Coming to the nearly 2,167 mile Sino-Indian Line of Actual Control, nearly one-fifth of the Chinese territory is Tibetan Autonomous Region (TAR) and it is this restive region that adjoins India. Tibet is at the heart of China’s modern conception of a nation-state. The first provisional president of Republican China, Sun Yat-Sen had mooted the idea of the Republic of Five Nationalities — Han, Manchu, Mongolian, Hui (Muslim) and Tibetan.

China has often resorted to diplomatic bullying to prevent the Dalai Lama from meeting with other global leaders. In October 2009, even the then US President Barack Obama decided not to meet him as it was believed that it would impact the US President’s upcoming China trip. Ladakh and Arunachal Pradesh, the two areas that adjoin the Sino-Indian Line of Actual Control, have recorded centuries-old transnational ties, including trade and religious, with Tibet. The Dalai Lama visits both the areas frequently as part of his religious duties. In this respect, whether the boundary would have been demarcated or not with India, the Chinese strategy to homogenise would have continued to view its borderlands or perceive areas across as a security threat.
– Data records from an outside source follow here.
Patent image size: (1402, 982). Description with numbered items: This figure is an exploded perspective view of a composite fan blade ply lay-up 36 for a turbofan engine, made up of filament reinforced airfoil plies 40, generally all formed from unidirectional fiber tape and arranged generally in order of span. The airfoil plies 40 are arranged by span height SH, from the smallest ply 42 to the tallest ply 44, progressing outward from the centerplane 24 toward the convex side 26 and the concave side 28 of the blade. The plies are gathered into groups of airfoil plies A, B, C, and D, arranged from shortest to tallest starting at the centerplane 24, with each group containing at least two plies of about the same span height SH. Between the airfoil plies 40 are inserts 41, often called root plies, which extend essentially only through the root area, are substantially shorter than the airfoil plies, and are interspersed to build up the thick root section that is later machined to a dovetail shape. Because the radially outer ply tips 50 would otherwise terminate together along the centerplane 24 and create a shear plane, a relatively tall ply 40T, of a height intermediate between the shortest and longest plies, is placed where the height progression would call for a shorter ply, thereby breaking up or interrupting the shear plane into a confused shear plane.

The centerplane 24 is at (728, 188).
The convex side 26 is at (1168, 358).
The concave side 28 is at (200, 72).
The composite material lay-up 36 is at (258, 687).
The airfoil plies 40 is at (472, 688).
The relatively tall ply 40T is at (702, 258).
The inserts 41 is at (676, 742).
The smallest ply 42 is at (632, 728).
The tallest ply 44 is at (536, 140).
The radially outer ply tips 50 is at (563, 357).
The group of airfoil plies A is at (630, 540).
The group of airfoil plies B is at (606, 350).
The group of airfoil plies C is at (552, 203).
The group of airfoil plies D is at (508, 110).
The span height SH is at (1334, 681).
The border lands, populated by ethnic and religious minorities, are more than just the territorial space to be conquered and administered. A mere drawing of the boundary also doesn’t bring an end to the centuries-old influence of the neighbouring areas. The Burmese majority project of establishing a stable and peaceful nation-state may have resolved a boundary row with China, but it failed to end the insecurity in its borderlands. Though for different reasons, the same holds true for China’s borderlands that are close to India.